In Bailey v. Alabama (1911), the Court struck down an Alabama law (using the Thirteenth Amendment) where blacks that signed work contracts were imprisoned and sentenced to hard labor if they did not honor the contract. It was obvious Southern states were coming up with imaginative and creative ways to keep blacks as slaves and they devised this scheme. Holmes could not see through the guise of Alabama to oppress blacks so he dissented. Holmes said that this law “mainly concerns the blacks does not matter.” Holmes, all the sudden in this case is in favor of the “freedom of contract” by saying “the Thirteenth Amendment does not outlaw labor contracts.” And neither did the Fourteenth Amendment in Lochner v. New York. He also says “But if it is a perfectly fair and proper contract, I can see no reason why the state should not throw its weight on the side of performance.” He also contends the way Alabama set up this scheme (whites did not get work contracts) “it does not make the laborer a slave” since “imprisonment with hard labor is not stricken from the statute books.” If the law only affects blacks, then yes, it is discriminatory and its purpose is to make blacks slaves again under the guise of prison labor.
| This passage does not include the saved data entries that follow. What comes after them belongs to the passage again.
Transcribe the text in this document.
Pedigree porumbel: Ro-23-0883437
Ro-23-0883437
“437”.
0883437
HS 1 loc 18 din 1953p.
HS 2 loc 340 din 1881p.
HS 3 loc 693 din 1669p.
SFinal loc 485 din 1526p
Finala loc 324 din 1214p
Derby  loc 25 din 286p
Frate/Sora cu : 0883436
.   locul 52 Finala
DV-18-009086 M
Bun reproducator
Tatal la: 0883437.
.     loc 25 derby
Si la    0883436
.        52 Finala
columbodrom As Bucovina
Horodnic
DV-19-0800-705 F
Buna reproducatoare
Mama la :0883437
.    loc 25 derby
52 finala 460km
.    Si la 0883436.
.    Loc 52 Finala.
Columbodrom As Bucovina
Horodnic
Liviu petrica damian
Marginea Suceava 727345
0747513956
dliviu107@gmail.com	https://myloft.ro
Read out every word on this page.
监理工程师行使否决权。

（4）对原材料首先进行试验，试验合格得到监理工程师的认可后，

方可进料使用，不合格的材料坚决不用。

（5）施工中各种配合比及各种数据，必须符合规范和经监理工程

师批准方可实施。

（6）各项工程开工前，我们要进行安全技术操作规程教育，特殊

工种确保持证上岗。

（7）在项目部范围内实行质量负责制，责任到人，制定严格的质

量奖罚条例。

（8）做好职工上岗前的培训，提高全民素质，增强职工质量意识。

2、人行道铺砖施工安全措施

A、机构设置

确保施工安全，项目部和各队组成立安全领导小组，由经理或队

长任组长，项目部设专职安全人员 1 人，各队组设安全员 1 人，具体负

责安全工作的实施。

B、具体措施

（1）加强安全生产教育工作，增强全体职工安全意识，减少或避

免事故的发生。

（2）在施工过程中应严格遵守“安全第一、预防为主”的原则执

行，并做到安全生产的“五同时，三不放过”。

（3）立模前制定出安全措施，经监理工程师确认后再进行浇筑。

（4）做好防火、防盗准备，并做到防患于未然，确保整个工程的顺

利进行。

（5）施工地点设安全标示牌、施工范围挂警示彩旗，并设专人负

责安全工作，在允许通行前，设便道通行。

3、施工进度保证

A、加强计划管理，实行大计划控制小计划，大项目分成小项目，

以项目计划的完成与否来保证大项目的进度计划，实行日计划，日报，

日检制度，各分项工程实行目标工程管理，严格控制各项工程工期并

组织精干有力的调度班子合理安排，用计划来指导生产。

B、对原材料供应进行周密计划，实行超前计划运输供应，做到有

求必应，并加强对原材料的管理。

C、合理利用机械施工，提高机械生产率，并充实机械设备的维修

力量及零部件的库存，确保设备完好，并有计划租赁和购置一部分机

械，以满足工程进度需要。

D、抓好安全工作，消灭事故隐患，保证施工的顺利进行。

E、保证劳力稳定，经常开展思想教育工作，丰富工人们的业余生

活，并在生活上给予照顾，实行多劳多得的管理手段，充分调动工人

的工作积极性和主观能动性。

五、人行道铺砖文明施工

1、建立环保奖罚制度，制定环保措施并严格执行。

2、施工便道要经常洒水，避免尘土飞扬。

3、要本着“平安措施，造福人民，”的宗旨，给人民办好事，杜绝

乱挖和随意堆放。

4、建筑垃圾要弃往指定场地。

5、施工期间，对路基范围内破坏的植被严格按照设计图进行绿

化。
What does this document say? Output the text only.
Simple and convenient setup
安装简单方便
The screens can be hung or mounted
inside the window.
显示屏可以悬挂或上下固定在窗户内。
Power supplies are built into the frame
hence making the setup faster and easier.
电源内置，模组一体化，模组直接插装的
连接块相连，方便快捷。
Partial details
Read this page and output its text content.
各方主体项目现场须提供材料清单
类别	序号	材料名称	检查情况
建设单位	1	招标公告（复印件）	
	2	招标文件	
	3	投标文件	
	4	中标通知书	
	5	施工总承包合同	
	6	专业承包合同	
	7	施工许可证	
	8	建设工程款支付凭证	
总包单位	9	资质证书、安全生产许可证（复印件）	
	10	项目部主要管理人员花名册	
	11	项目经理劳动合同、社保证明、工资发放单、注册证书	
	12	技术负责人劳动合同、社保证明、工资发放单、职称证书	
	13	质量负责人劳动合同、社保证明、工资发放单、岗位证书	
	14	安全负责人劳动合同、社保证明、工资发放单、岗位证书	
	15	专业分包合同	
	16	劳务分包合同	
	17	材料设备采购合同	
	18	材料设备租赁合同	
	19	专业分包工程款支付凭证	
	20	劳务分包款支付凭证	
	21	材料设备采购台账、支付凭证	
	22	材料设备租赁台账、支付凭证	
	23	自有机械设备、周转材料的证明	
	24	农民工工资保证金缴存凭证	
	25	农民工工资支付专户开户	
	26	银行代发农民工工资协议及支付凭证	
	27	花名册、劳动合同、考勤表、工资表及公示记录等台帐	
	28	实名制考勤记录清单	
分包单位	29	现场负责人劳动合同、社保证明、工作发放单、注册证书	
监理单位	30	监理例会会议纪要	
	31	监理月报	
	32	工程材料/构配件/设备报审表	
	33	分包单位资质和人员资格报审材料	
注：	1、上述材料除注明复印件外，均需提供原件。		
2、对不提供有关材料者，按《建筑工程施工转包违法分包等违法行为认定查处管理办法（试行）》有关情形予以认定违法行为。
From this, it is obvious to know how Holmes would have sided on Plessy v. Ferguson decided just fifteen years prior. He would have said “separate but equal” was constitutional because that is what a “majority” of Americans prefer. Remember, Holmes was friends with President Woodrow Wilson (another bigot) who segregated federal employees. Buchanan v. Warley decided in 1917 was a unanimous decision. Holmes wanted to dissent and even wrote a scathing dissent but was finally convinced to join the majority. In this case, the Court held that a Kentucky law forbidding home sales to blacks in white neighborhoods was unconstitutional using the “perverted” Fourteenth Amendment. Holmes wanted to side with state “police power” to uphold the law because it would “preserve the peace” by keeping neighborhoods segregated. Or as the defense said in the case “to maintain racial purity”.